Tuesday, July 31, 2007

Aaron's Long Road to 714

Except for the city by the bay America seems united in its opinion that Barry Bonds passing of Hank Aaron’s homerun record is a travesty to baseball.

Sportswriters look back to the night when a Hank Aaron line drive to left field cleared the wall and landed in Braves’ reliever Tom House’s glove as a simpler time for baseball, when the country rose as one and saluted the new homerun king.

He did it without the taint of steroids, or loud declarations of cheating.

No Hank Aaron was no cheater in 1973. No, in 1973 Hank Aaron was something much worse than a cheater.

Hank Aaron was black.

Years pass very quickly, both now, and then. Aaron surpassed Ruth’s record 27 years after Jackie Robinson broke into baseball. 27 years ago, John Lennon was killed, the United States defeated Russia in Olympic hockey, and Saddham Hussein began a war with Iran. 1980 almost seems like yesterday, and in 1974 a black man walking on to a professional baseball field for the first time also seemed like yesterday.

In 1955 Rosa Parks refused to give up her bus seat in Montgomery Alabama jump starting the Civil Rights movement, 19 years before Aaron hit his bomb. 19 years ago the west was slapped in the face with pro-Islamic terrorists when Pam-Am 103 exploded over Lockerbee; Russia withdrew from Afghanistan leading to the country becoming a training ground for said terrorists, and Ben Johnson was caught at the Olympics using a drug called “steroids.”

In 1965 the Voting Rights Act passed leading to riots in Selma Alabama, Watts, Detroit and Newark. Nine years later Ruth’s record was history. Nine years ago two students entered Columbine High School and killed 13; John Kennedy Jr. crashed his plane and died; and Harry Potter and the Prisoner of Azkaban was published.

In 1968 Martin Luther King Jr was assassinated causing riots in several cities. Six years later Aaron hit 714. Six years ago was 2001.

We are a country still haunted by 9-11 and Columbine; still in sorrow over JFK Jr’s death; still fighting a war on terror that began 19 years ago in the air over Lockerbee; and our country is at war because of the actions of a tyrant 27 years ago, and fondly remembers a hockey team.

As Aaron dug in the box to face Al Downing in 1974 all the race related drama that faced the country for the past 27 years was as fresh as the day Robinson stepped on to the field. There were some who had always supported the rights of black men, some who had changed, and a lot who hated them, and the focal point of that hatred was the black man who was about the break the record of the country’s most famed athlete, Babe Ruth.

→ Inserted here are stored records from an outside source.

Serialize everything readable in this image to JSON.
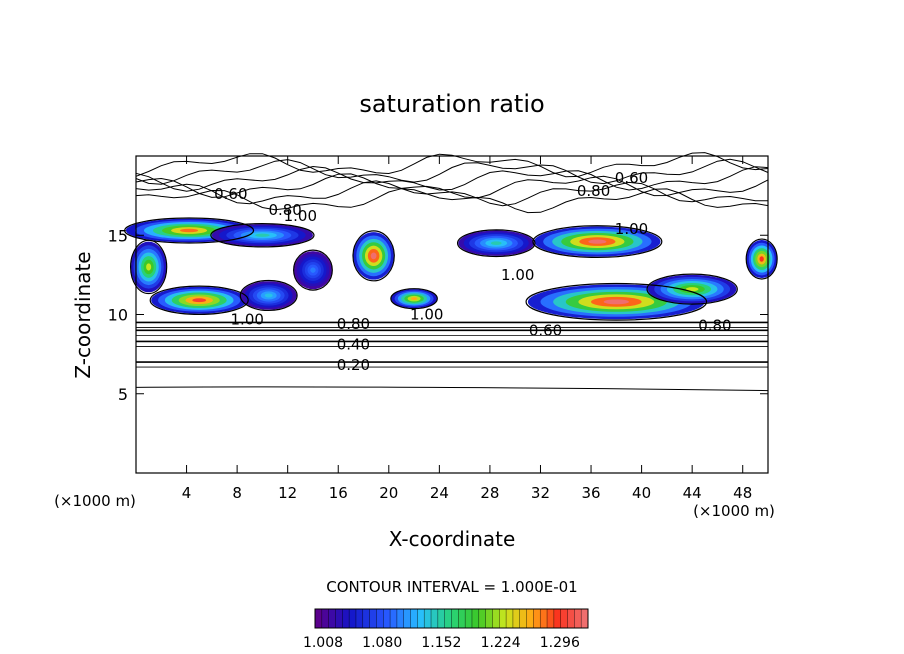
{
  "chart_data": {
    "type": "heatmap",
    "title": "saturation ratio",
    "xlabel": "X-coordinate",
    "ylabel": "Z-coordinate",
    "x_unit_label": "(×1000 m)",
    "z_unit_label": "(×1000 m)",
    "xlim": [
      0,
      50
    ],
    "ylim": [
      0,
      20
    ],
    "x_ticks": [
      "4",
      "8",
      "12",
      "16",
      "20",
      "24",
      "28",
      "32",
      "36",
      "40",
      "44",
      "48"
    ],
    "y_ticks": [
      "5",
      "10",
      "15"
    ],
    "contour_interval_label": "CONTOUR INTERVAL = 1.000E-01",
    "contour_labels": [
      {
        "text": "0.60",
        "x": 7.5,
        "z": 17.6
      },
      {
        "text": "0.80",
        "x": 11.8,
        "z": 16.6
      },
      {
        "text": "1.00",
        "x": 13.0,
        "z": 16.2
      },
      {
        "text": "0.80",
        "x": 36.2,
        "z": 17.8
      },
      {
        "text": "0.60",
        "x": 39.2,
        "z": 18.6
      },
      {
        "text": "1.00",
        "x": 39.2,
        "z": 15.4
      },
      {
        "text": "1.00",
        "x": 30.2,
        "z": 12.5
      },
      {
        "text": "1.00",
        "x": 8.8,
        "z": 9.7
      },
      {
        "text": "0.80",
        "x": 17.2,
        "z": 9.4
      },
      {
        "text": "1.00",
        "x": 23.0,
        "z": 10.0
      },
      {
        "text": "0.60",
        "x": 32.4,
        "z": 9.0
      },
      {
        "text": "0.80",
        "x": 45.8,
        "z": 9.3
      },
      {
        "text": "0.40",
        "x": 17.2,
        "z": 8.1
      },
      {
        "text": "0.20",
        "x": 17.2,
        "z": 6.8
      }
    ],
    "colorbar": {
      "tick_labels": [
        "1.008",
        "1.080",
        "1.152",
        "1.224",
        "1.296"
      ],
      "min": 1.008,
      "max": 1.34
    },
    "supersaturated_regions": [
      {
        "cx": 4.2,
        "cz": 15.3,
        "rx": 5.0,
        "rz": 0.75,
        "peak": 0.85
      },
      {
        "cx": 10.0,
        "cz": 15.0,
        "rx": 4.0,
        "rz": 0.7,
        "peak": 0.45
      },
      {
        "cx": 18.8,
        "cz": 13.7,
        "rx": 1.6,
        "rz": 1.5,
        "peak": 1.0
      },
      {
        "cx": 5.0,
        "cz": 10.9,
        "rx": 3.8,
        "rz": 0.85,
        "peak": 0.92
      },
      {
        "cx": 10.5,
        "cz": 11.2,
        "rx": 2.2,
        "rz": 0.9,
        "peak": 0.4
      },
      {
        "cx": 22.0,
        "cz": 11.0,
        "rx": 1.8,
        "rz": 0.6,
        "peak": 0.8
      },
      {
        "cx": 38.0,
        "cz": 10.8,
        "rx": 7.0,
        "rz": 1.1,
        "peak": 1.0
      },
      {
        "cx": 36.5,
        "cz": 14.6,
        "rx": 5.0,
        "rz": 0.95,
        "peak": 1.0
      },
      {
        "cx": 44.0,
        "cz": 11.6,
        "rx": 3.5,
        "rz": 0.9,
        "peak": 0.7
      },
      {
        "cx": 28.5,
        "cz": 14.5,
        "rx": 3.0,
        "rz": 0.8,
        "peak": 0.45
      },
      {
        "cx": 49.5,
        "cz": 13.5,
        "rx": 1.2,
        "rz": 1.2,
        "peak": 0.9
      },
      {
        "cx": 1.0,
        "cz": 13.0,
        "rx": 1.4,
        "rz": 1.6,
        "peak": 0.7
      },
      {
        "cx": 14.0,
        "cz": 12.8,
        "rx": 1.5,
        "rz": 1.2,
        "peak": 0.3
      }
    ],
    "contour_levels": [
      {
        "level": 0.2,
        "z": 7.0
      },
      {
        "level": 0.4,
        "z": 8.3
      },
      {
        "level": 0.6,
        "z": 9.0
      },
      {
        "level": 0.8,
        "z": 9.5
      }
    ]
  }
}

It was only 13 years earlier that the country turned on a white man, in a Yankee uniform, Roger Maris, when he broke Ruth’s single season record, but that was partly because, if someone had to break it, and it came down to Maris or Mickey Mantle the popular choice was Mantle.

As the 70’s began the country seemed to come to terms that the record would falter, and like Mantle v. Maris there was Aaron v. Mays, with the graceful, exuberant “Say Hey Kid,” being the popular choice. But his knees crumbled and old age crept in, leaving Aaron alone climbing towards the summit.

Aaron chased the record throughout the 1973 season, but fell one short of tying, and then had to literally survive the winter (he had told friends he was afraid he wouldn’t live to see 1974) while being besieged by racist hate mail and death threats.

It was a winter of discontent for Aaron and the nation, embroiled in Watergate, the kidnapping of Patty Hearst, and the cancellation of the Brady Bunch.

Mark McGwire’s pursuit of Maris’ record was a carnival with his plump son acting as batboy and family in the stands. Aaron’s children were no where to be found, one in college, two in private schools being guarded. Security at the ballpark wasn’t what it is today, and each time Aaron walked to the plate, six years after the deaths of King and RFK, he had to wonder if someone was on the upper deck with a rifle looking down at him.

Even after 714 was safely in the bullpen, between second and third, there was one last threat, as he heard footsteps behind him, and looked to see two white men next to him, who reached up, and patted him on the back as the crowd cheered.

If people think that Bonds is facing pressure now, he had no idea the pressure Aaron was under, because Aaron was hated for what he was, not the decisions he had made.

Sportswriters look back on Aaron now and mention the threats he received but never look at the overall mood of the country at the time he broke the record, never really capture the hatred, the fear, the common use of the names he was called.

Hank Aaron may not hold the homerun record, but now, years past, we realize what he went through, and what he accomplished, and when he walks down the street people say: “There goes a man.”

Barry Bonds, not for the color of his skin, but because of his choices, may never hear those words.